Şirketlerde neler yapılıyor?
Bu yazıda konuyla ilgili yapılan bir araştırmanın sonuçlarını bulacaksınız. Objektif aday değerlendirme yöntemlerinin şirketlerde ne kadar ve nasıl kullanıldığını tespit etmeye yönelik olarak yapılan bu araştırmanın katılımcıları, çalıştıkları şirketlerdeki mevcut ve planlanan objektif değerlendirme süreçleri hakkında kendilerine yöneltilen soruları yanıtladılar.

Araştırma için farklı sektörlerde faaliyet gösteren şirketlerden toplam 2 bin 229 çalışana davet gönderildi. Gönderilen bu davetlerden elde edilen geri dönüş oranı ise 282 kişi ile yüzde 13’tü. Çeşitli ölçeklerden ve farklı sektörlerden sorulara yanıt veren bu 282 kişinin yaptığı değerlendirmeler, objektif aday değerlendirme alanında şirketlerde neler yapıldığına da geniş bir perspektiften bakmaya olanak sağlıyor.

Sorulara katılımcıların verdiği cevaplardan yapılan analizler ve gözlemler sonucunda elde edilen bazı sonuçları sıralamak gerekirse:

• Şirketler işe alım süreçlerine katma değer sağlayacak, etkisi kanıtlanmış yöntemleri ve kaynakları halen görmezden geliyorlar.

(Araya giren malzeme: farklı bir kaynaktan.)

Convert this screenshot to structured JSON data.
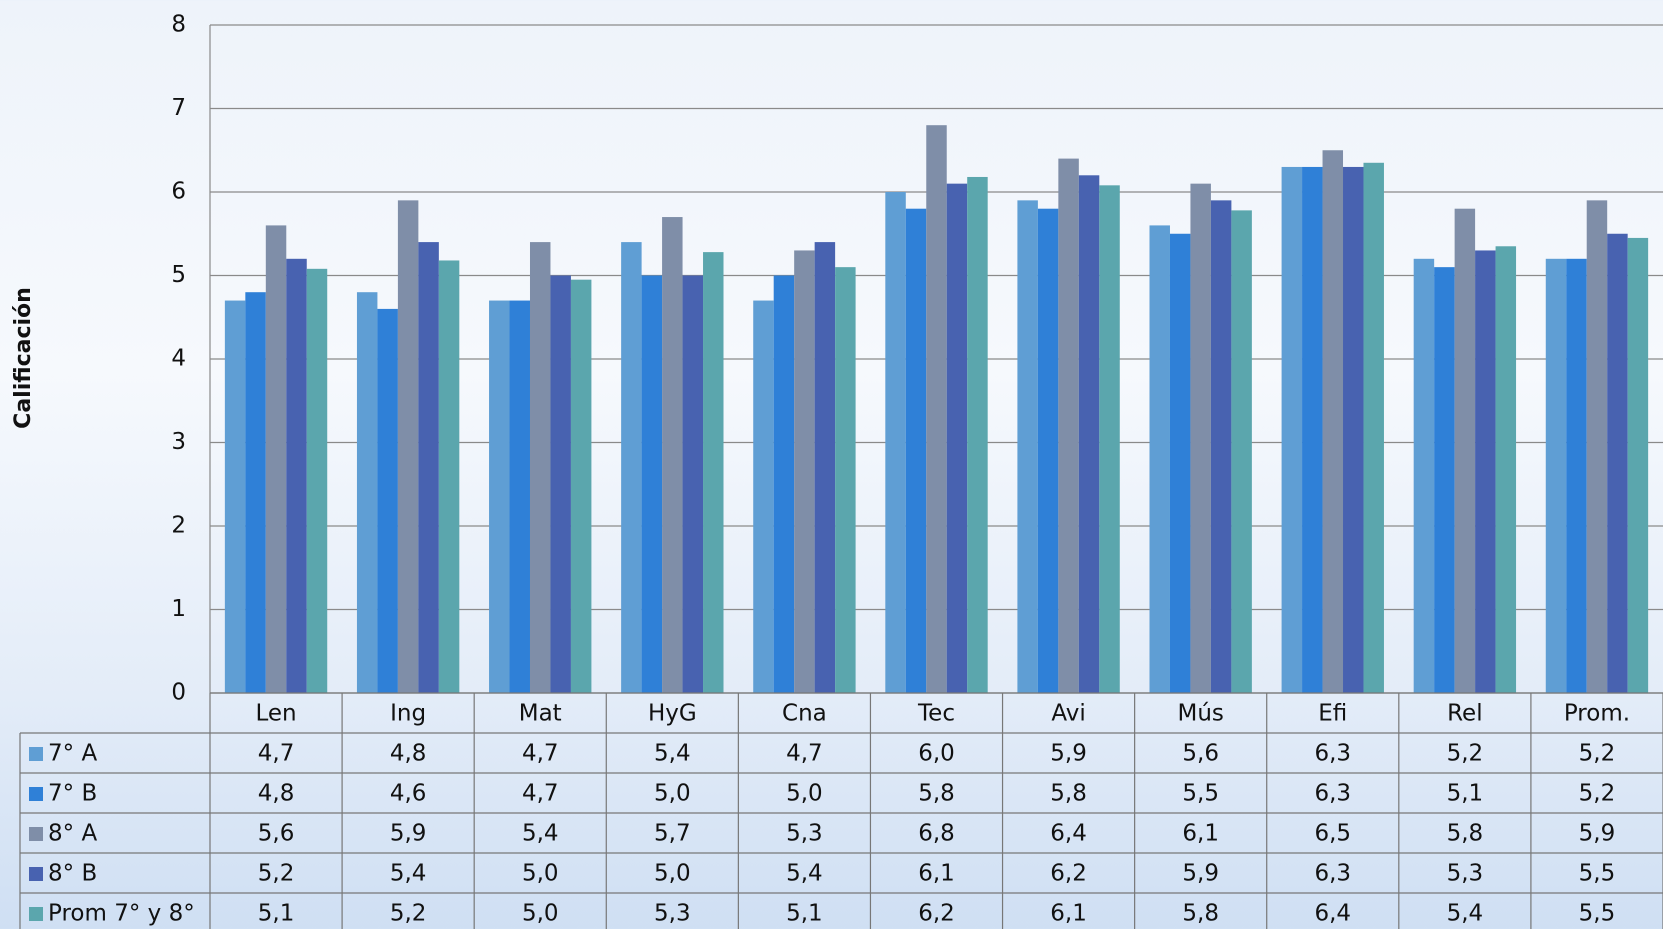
{
  "chart_data": {
    "type": "bar",
    "y_label": "Calificación",
    "categories": [
      "Len",
      "Ing",
      "Mat",
      "HyG",
      "Cna",
      "Tec",
      "Avi",
      "Mús",
      "Efi",
      "Rel",
      "Prom."
    ],
    "series": [
      {
        "name": "7° A",
        "color": "#5f9ed4",
        "values": [
          4.7,
          4.8,
          4.7,
          5.4,
          4.7,
          6.0,
          5.9,
          5.6,
          6.3,
          5.2,
          5.2
        ],
        "value_labels": [
          "4,7",
          "4,8",
          "4,7",
          "5,4",
          "4,7",
          "6,0",
          "5,9",
          "5,6",
          "6,3",
          "5,2",
          "5,2"
        ]
      },
      {
        "name": "7° B",
        "color": "#2f80d7",
        "values": [
          4.8,
          4.6,
          4.7,
          5.0,
          5.0,
          5.8,
          5.8,
          5.5,
          6.3,
          5.1,
          5.2
        ],
        "value_labels": [
          "4,8",
          "4,6",
          "4,7",
          "5,0",
          "5,0",
          "5,8",
          "5,8",
          "5,5",
          "6,3",
          "5,1",
          "5,2"
        ]
      },
      {
        "name": "8° A",
        "color": "#7f8ea8",
        "values": [
          5.6,
          5.9,
          5.4,
          5.7,
          5.3,
          6.8,
          6.4,
          6.1,
          6.5,
          5.8,
          5.9
        ],
        "value_labels": [
          "5,6",
          "5,9",
          "5,4",
          "5,7",
          "5,3",
          "6,8",
          "6,4",
          "6,1",
          "6,5",
          "5,8",
          "5,9"
        ]
      },
      {
        "name": "8° B",
        "color": "#4862b0",
        "values": [
          5.2,
          5.4,
          5.0,
          5.0,
          5.4,
          6.1,
          6.2,
          5.9,
          6.3,
          5.3,
          5.5
        ],
        "value_labels": [
          "5,2",
          "5,4",
          "5,0",
          "5,0",
          "5,4",
          "6,1",
          "6,2",
          "5,9",
          "6,3",
          "5,3",
          "5,5"
        ]
      },
      {
        "name": "Prom 7° y 8°",
        "color": "#5ba6ad",
        "values": [
          5.08,
          5.18,
          4.95,
          5.28,
          5.1,
          6.18,
          6.08,
          5.78,
          6.35,
          5.35,
          5.45
        ],
        "value_labels": [
          "5,1",
          "5,2",
          "5,0",
          "5,3",
          "5,1",
          "6,2",
          "6,1",
          "5,8",
          "6,4",
          "5,4",
          "5,5"
        ]
      }
    ],
    "ylim": [
      0,
      8
    ],
    "yticks": [
      0,
      1,
      2,
      3,
      4,
      5,
      6,
      7,
      8
    ],
    "grid": true
  }
}
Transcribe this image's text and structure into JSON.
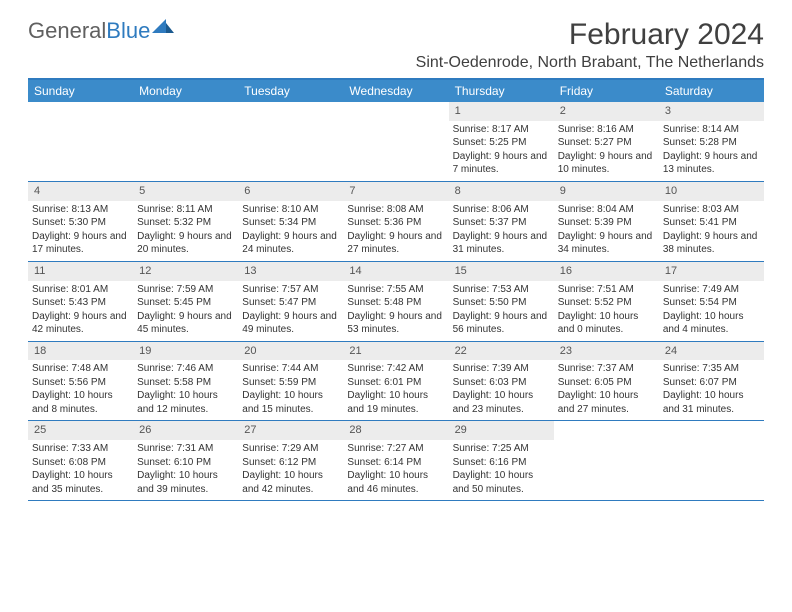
{
  "logo": {
    "text1": "General",
    "text2": "Blue"
  },
  "title": "February 2024",
  "location": "Sint-Oedenrode, North Brabant, The Netherlands",
  "colors": {
    "header_bg": "#3b8bca",
    "border": "#2f7bbf",
    "daynum_bg": "#ececec",
    "text": "#333333",
    "title_text": "#404040"
  },
  "day_labels": [
    "Sunday",
    "Monday",
    "Tuesday",
    "Wednesday",
    "Thursday",
    "Friday",
    "Saturday"
  ],
  "weeks": [
    [
      {
        "n": "",
        "sr": "",
        "ss": "",
        "dl": ""
      },
      {
        "n": "",
        "sr": "",
        "ss": "",
        "dl": ""
      },
      {
        "n": "",
        "sr": "",
        "ss": "",
        "dl": ""
      },
      {
        "n": "",
        "sr": "",
        "ss": "",
        "dl": ""
      },
      {
        "n": "1",
        "sr": "Sunrise: 8:17 AM",
        "ss": "Sunset: 5:25 PM",
        "dl": "Daylight: 9 hours and 7 minutes."
      },
      {
        "n": "2",
        "sr": "Sunrise: 8:16 AM",
        "ss": "Sunset: 5:27 PM",
        "dl": "Daylight: 9 hours and 10 minutes."
      },
      {
        "n": "3",
        "sr": "Sunrise: 8:14 AM",
        "ss": "Sunset: 5:28 PM",
        "dl": "Daylight: 9 hours and 13 minutes."
      }
    ],
    [
      {
        "n": "4",
        "sr": "Sunrise: 8:13 AM",
        "ss": "Sunset: 5:30 PM",
        "dl": "Daylight: 9 hours and 17 minutes."
      },
      {
        "n": "5",
        "sr": "Sunrise: 8:11 AM",
        "ss": "Sunset: 5:32 PM",
        "dl": "Daylight: 9 hours and 20 minutes."
      },
      {
        "n": "6",
        "sr": "Sunrise: 8:10 AM",
        "ss": "Sunset: 5:34 PM",
        "dl": "Daylight: 9 hours and 24 minutes."
      },
      {
        "n": "7",
        "sr": "Sunrise: 8:08 AM",
        "ss": "Sunset: 5:36 PM",
        "dl": "Daylight: 9 hours and 27 minutes."
      },
      {
        "n": "8",
        "sr": "Sunrise: 8:06 AM",
        "ss": "Sunset: 5:37 PM",
        "dl": "Daylight: 9 hours and 31 minutes."
      },
      {
        "n": "9",
        "sr": "Sunrise: 8:04 AM",
        "ss": "Sunset: 5:39 PM",
        "dl": "Daylight: 9 hours and 34 minutes."
      },
      {
        "n": "10",
        "sr": "Sunrise: 8:03 AM",
        "ss": "Sunset: 5:41 PM",
        "dl": "Daylight: 9 hours and 38 minutes."
      }
    ],
    [
      {
        "n": "11",
        "sr": "Sunrise: 8:01 AM",
        "ss": "Sunset: 5:43 PM",
        "dl": "Daylight: 9 hours and 42 minutes."
      },
      {
        "n": "12",
        "sr": "Sunrise: 7:59 AM",
        "ss": "Sunset: 5:45 PM",
        "dl": "Daylight: 9 hours and 45 minutes."
      },
      {
        "n": "13",
        "sr": "Sunrise: 7:57 AM",
        "ss": "Sunset: 5:47 PM",
        "dl": "Daylight: 9 hours and 49 minutes."
      },
      {
        "n": "14",
        "sr": "Sunrise: 7:55 AM",
        "ss": "Sunset: 5:48 PM",
        "dl": "Daylight: 9 hours and 53 minutes."
      },
      {
        "n": "15",
        "sr": "Sunrise: 7:53 AM",
        "ss": "Sunset: 5:50 PM",
        "dl": "Daylight: 9 hours and 56 minutes."
      },
      {
        "n": "16",
        "sr": "Sunrise: 7:51 AM",
        "ss": "Sunset: 5:52 PM",
        "dl": "Daylight: 10 hours and 0 minutes."
      },
      {
        "n": "17",
        "sr": "Sunrise: 7:49 AM",
        "ss": "Sunset: 5:54 PM",
        "dl": "Daylight: 10 hours and 4 minutes."
      }
    ],
    [
      {
        "n": "18",
        "sr": "Sunrise: 7:48 AM",
        "ss": "Sunset: 5:56 PM",
        "dl": "Daylight: 10 hours and 8 minutes."
      },
      {
        "n": "19",
        "sr": "Sunrise: 7:46 AM",
        "ss": "Sunset: 5:58 PM",
        "dl": "Daylight: 10 hours and 12 minutes."
      },
      {
        "n": "20",
        "sr": "Sunrise: 7:44 AM",
        "ss": "Sunset: 5:59 PM",
        "dl": "Daylight: 10 hours and 15 minutes."
      },
      {
        "n": "21",
        "sr": "Sunrise: 7:42 AM",
        "ss": "Sunset: 6:01 PM",
        "dl": "Daylight: 10 hours and 19 minutes."
      },
      {
        "n": "22",
        "sr": "Sunrise: 7:39 AM",
        "ss": "Sunset: 6:03 PM",
        "dl": "Daylight: 10 hours and 23 minutes."
      },
      {
        "n": "23",
        "sr": "Sunrise: 7:37 AM",
        "ss": "Sunset: 6:05 PM",
        "dl": "Daylight: 10 hours and 27 minutes."
      },
      {
        "n": "24",
        "sr": "Sunrise: 7:35 AM",
        "ss": "Sunset: 6:07 PM",
        "dl": "Daylight: 10 hours and 31 minutes."
      }
    ],
    [
      {
        "n": "25",
        "sr": "Sunrise: 7:33 AM",
        "ss": "Sunset: 6:08 PM",
        "dl": "Daylight: 10 hours and 35 minutes."
      },
      {
        "n": "26",
        "sr": "Sunrise: 7:31 AM",
        "ss": "Sunset: 6:10 PM",
        "dl": "Daylight: 10 hours and 39 minutes."
      },
      {
        "n": "27",
        "sr": "Sunrise: 7:29 AM",
        "ss": "Sunset: 6:12 PM",
        "dl": "Daylight: 10 hours and 42 minutes."
      },
      {
        "n": "28",
        "sr": "Sunrise: 7:27 AM",
        "ss": "Sunset: 6:14 PM",
        "dl": "Daylight: 10 hours and 46 minutes."
      },
      {
        "n": "29",
        "sr": "Sunrise: 7:25 AM",
        "ss": "Sunset: 6:16 PM",
        "dl": "Daylight: 10 hours and 50 minutes."
      },
      {
        "n": "",
        "sr": "",
        "ss": "",
        "dl": ""
      },
      {
        "n": "",
        "sr": "",
        "ss": "",
        "dl": ""
      }
    ]
  ]
}
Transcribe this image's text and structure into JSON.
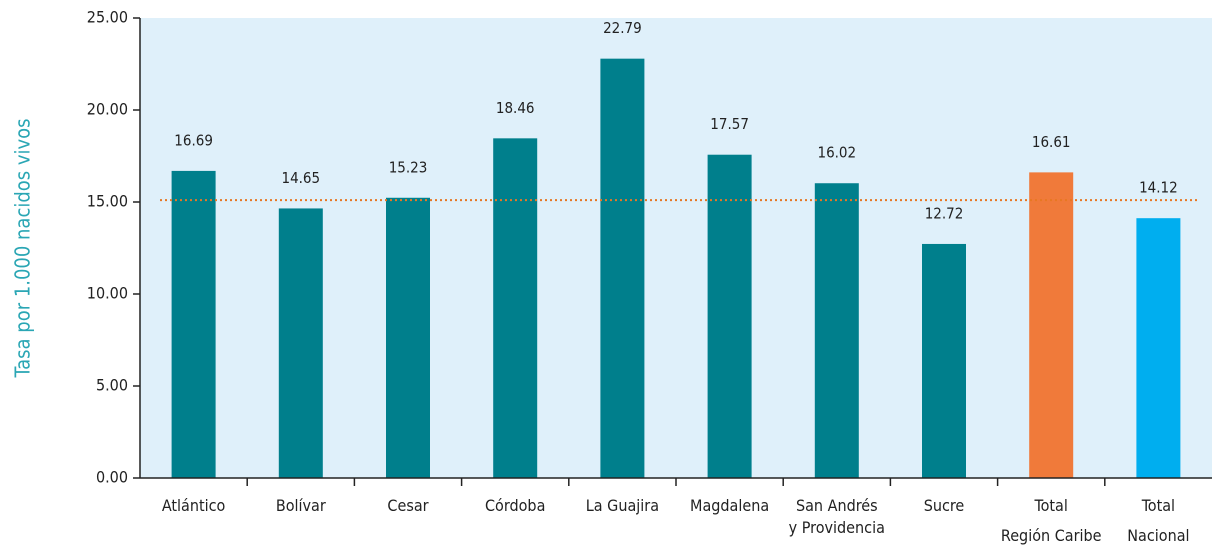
{
  "chart_data": {
    "type": "bar",
    "y_label": "Tasa por 1.000 nacidos vivos",
    "categories": [
      [
        "Atlántico"
      ],
      [
        "Bolívar"
      ],
      [
        "Cesar"
      ],
      [
        "Córdoba"
      ],
      [
        "La Guajira"
      ],
      [
        "Magdalena"
      ],
      [
        "San Andrés",
        "y Providencia"
      ],
      [
        "Sucre"
      ],
      [
        "Total",
        "Región Caribe"
      ],
      [
        "Total",
        "Nacional"
      ]
    ],
    "values": [
      16.69,
      14.65,
      15.23,
      18.46,
      22.79,
      17.57,
      16.02,
      12.72,
      16.61,
      14.12
    ],
    "colors": [
      "#007f8c",
      "#007f8c",
      "#007f8c",
      "#007f8c",
      "#007f8c",
      "#007f8c",
      "#007f8c",
      "#007f8c",
      "#f07a3a",
      "#00aeef"
    ],
    "reference_line": {
      "value": 15.1,
      "color": "#e87722"
    },
    "ylim": [
      0,
      25
    ],
    "yticks": [
      {
        "value": 0,
        "label": "0.00"
      },
      {
        "value": 5,
        "label": "5.00"
      },
      {
        "value": 10,
        "label": "10.00"
      },
      {
        "value": 15,
        "label": "15.00"
      },
      {
        "value": 20,
        "label": "20.00"
      },
      {
        "value": 25,
        "label": "25.00"
      }
    ],
    "background": "#dff0fa"
  }
}
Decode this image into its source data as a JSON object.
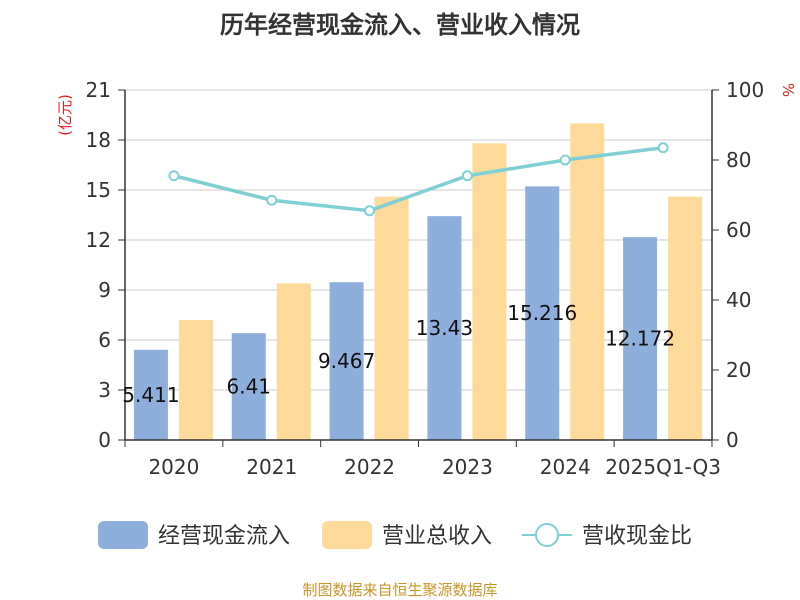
{
  "chart_data": {
    "type": "bar",
    "title": "历年经营现金流入、营业收入情况",
    "categories": [
      "2020",
      "2021",
      "2022",
      "2023",
      "2024",
      "2025Q1-Q3"
    ],
    "series": [
      {
        "name": "经营现金流入",
        "type": "bar",
        "axis": "left",
        "color": "#8eaedc",
        "values": [
          5.411,
          6.41,
          9.467,
          13.43,
          15.216,
          12.172
        ],
        "labels": [
          "5.411",
          "6.41",
          "9.467",
          "13.43",
          "15.216",
          "12.172"
        ]
      },
      {
        "name": "营业总收入",
        "type": "bar",
        "axis": "left",
        "color": "#fdd99a",
        "values": [
          7.2,
          9.4,
          14.6,
          17.8,
          19.0,
          14.6
        ]
      },
      {
        "name": "营收现金比",
        "type": "line",
        "axis": "right",
        "color": "#7fd0d4",
        "values": [
          75.5,
          68.5,
          65.5,
          75.5,
          80.0,
          83.5
        ]
      }
    ],
    "y_left": {
      "label": "(亿元)",
      "min": 0,
      "max": 21,
      "ticks": [
        0,
        3,
        6,
        9,
        12,
        15,
        18,
        21
      ]
    },
    "y_right": {
      "label": "%",
      "min": 0,
      "max": 100,
      "ticks": [
        0,
        20,
        40,
        60,
        80,
        100
      ]
    },
    "grid": true,
    "legend_position": "bottom",
    "source": "制图数据来自恒生聚源数据库"
  }
}
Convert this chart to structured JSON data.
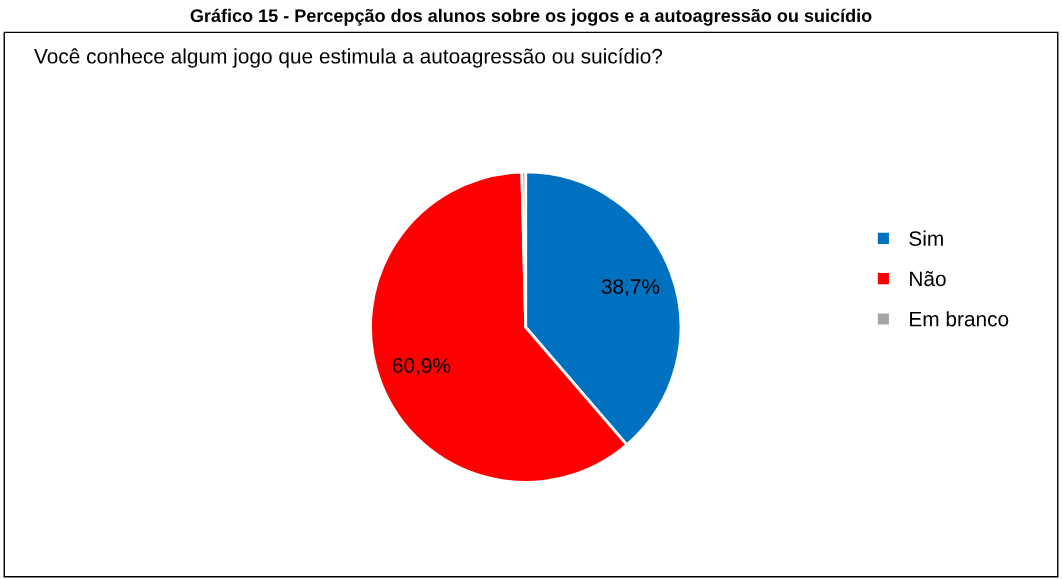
{
  "chart_data": {
    "type": "pie",
    "title": "Gráfico 15 - Percepção dos alunos sobre os jogos e a autoagressão ou suicídio",
    "subtitle": "Você conhece algum jogo que estimula a autoagressão ou suicídio?",
    "categories": [
      "Sim",
      "Não",
      "Em branco"
    ],
    "values": [
      38.7,
      60.9,
      0.4
    ],
    "value_labels": [
      "38,7%",
      "60,9%",
      null
    ],
    "colors": [
      "#0070c0",
      "#ff0000",
      "#a5a5a5"
    ],
    "legend": "right"
  }
}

• Şirketlerin bugün sahip oldukları aday değerlendirme yöntemleri onları yeterince tatmin ediyor.

• Gelecek döneme ait planlanan en büyük öncelik, aday değerlendirme sürecine yetenek ve beceri testlerinin de eklenmesi olacak.

• Aday değerlendirme süreçlerinde biodata gibi skorlanabilir anketlerin önemi genellikle gözden kaçırılıyor.

• Büyük ölçekli şirketler (500 veya daha fazla çalışan istihdam eden) objektif aday değerlendirme yöntemlerini hayata geçirebilme konusunda daha hassas davranıyorlar.

• Büyüklüğü ile bağlantılı olmaksızın, şirketlerin her birinde objektif yöntemleri aday değerlendirme sürecine eklemek yönünde bir istek mevcut.

Mülakat yöntemi
Tablo 1’de de görüldüğü gibi, araştırmaya katılan firmaların yüzde 40’ı değerlendirme sürecinde yazılı davranış anketlerinin yerine yapısal olmayan mülakat yöntemini kullanmayı tercih ediyor.

Bu yöntem bir bakıma endişe verici, çünkü yapısal olmayan bu yöntemler adayların gelecekte göstereceği performans tahminlerine ilişkin çok da geçerli bilgiler barındırmıyor. Buna ek olarak araştırmaya katılan şirketlerin sadece yüzde 5’i şimdiki uygulamalarını değiştirmeyi planladıklarını belirtiyor. Yani işe alım süreçlerindeki sübjektif ve ön yargılı bilgi aktarımı bir süre daha devam edecek gibi görünüyor.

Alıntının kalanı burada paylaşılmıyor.